FOGGY START: A dense fog advisory is in effect for much of central Alabama this morning; visibilities are quite restricted in some areas. The fog will dissipate by mid-morning. We note some rain over Mobile and Baldwin counties at daybreak, but most of the state is dry and we expect much calmer weather today with a good supply of sunshine. Odds of an afternoon shower are very small (10% or less over the northern half of the state for any given point), and the high will be in the low 90s, right at seasonal averages. The average high for July 13 at Birmingham is 91.
TUESDAY/WEDNESDAY: Rising heat levels are the big story; look for a high in the mid 90s both days, maybe even upper 90s in spots. The sky will remain mostly sunny, and afternoon showers and storms will remain isolated and mostly over the southern counties of the state. Birmingham’s hottest temperature so far this summer is 94, recorded on June 20, June 29 and July 3. There’s a good chance we exceed that, if not Tuesday, on Wednesday.
THURSDAY THROUGH THE WEEKEND: Moisture levels rise Thursday and Friday, and we will bring back the chance of scattered, mostly afternoon and evening showers and thunderstorms both days. Otherwise, the sky will be partly sunny with a high in the low to mid 90s. The weekend will be pretty much the same. We will have the usual risk of random, scattered showers and storms Saturday and Sunday, generally from 1 until 9 p.m. Otherwise, look for partly sunny days with highs between 90 and 94.
NEXT WEEK: The classic summer pattern rolls along through the week — hot, humid days with a few scattered showers or storms possible each day, mostly during the afternoon and evening hours.
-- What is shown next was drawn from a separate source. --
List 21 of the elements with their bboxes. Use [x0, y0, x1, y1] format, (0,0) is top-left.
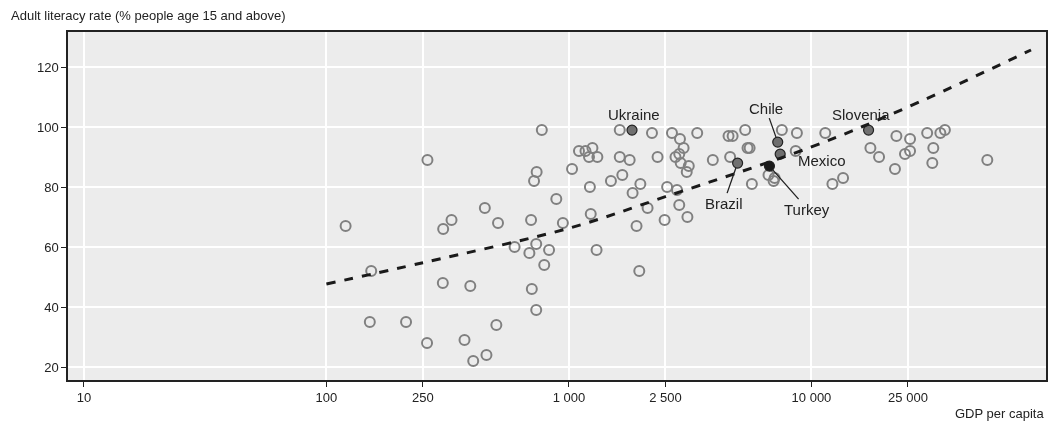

Highs hold in the low to mid 90s.
TROPICS: The Atlantic basin remains very quiet, and tropical storm formation is not expected this week. The peak of the season will come in August and September.
SUNDAY’S STORMS: A line of strong to severe thunderstorms moved southward through all of Alabama Sunday, initially in the Tennessee Valley during the morning, ending up along the Gulf Coast by evening. A number of trees and power lines were taken down, and rain amounts exceeded 1 inch in some spots. A few totals:
- Muscle Shoals — 2.06 inches
- Huntsville — 1.38
- Grayson Valley — 1.33
- Moody — 1.23
- Birmingham Airport — 1.12
- Mobile — 0.67
- Montgomery — 0.4
ON THIS DATE IN 1951: Rivers across eastern Kansas crested well above flood stage, causing the most significant destruction from flooding in the Midwestern United States at that time. In all, 500,000 people were left homeless and 24 people died in the disaster.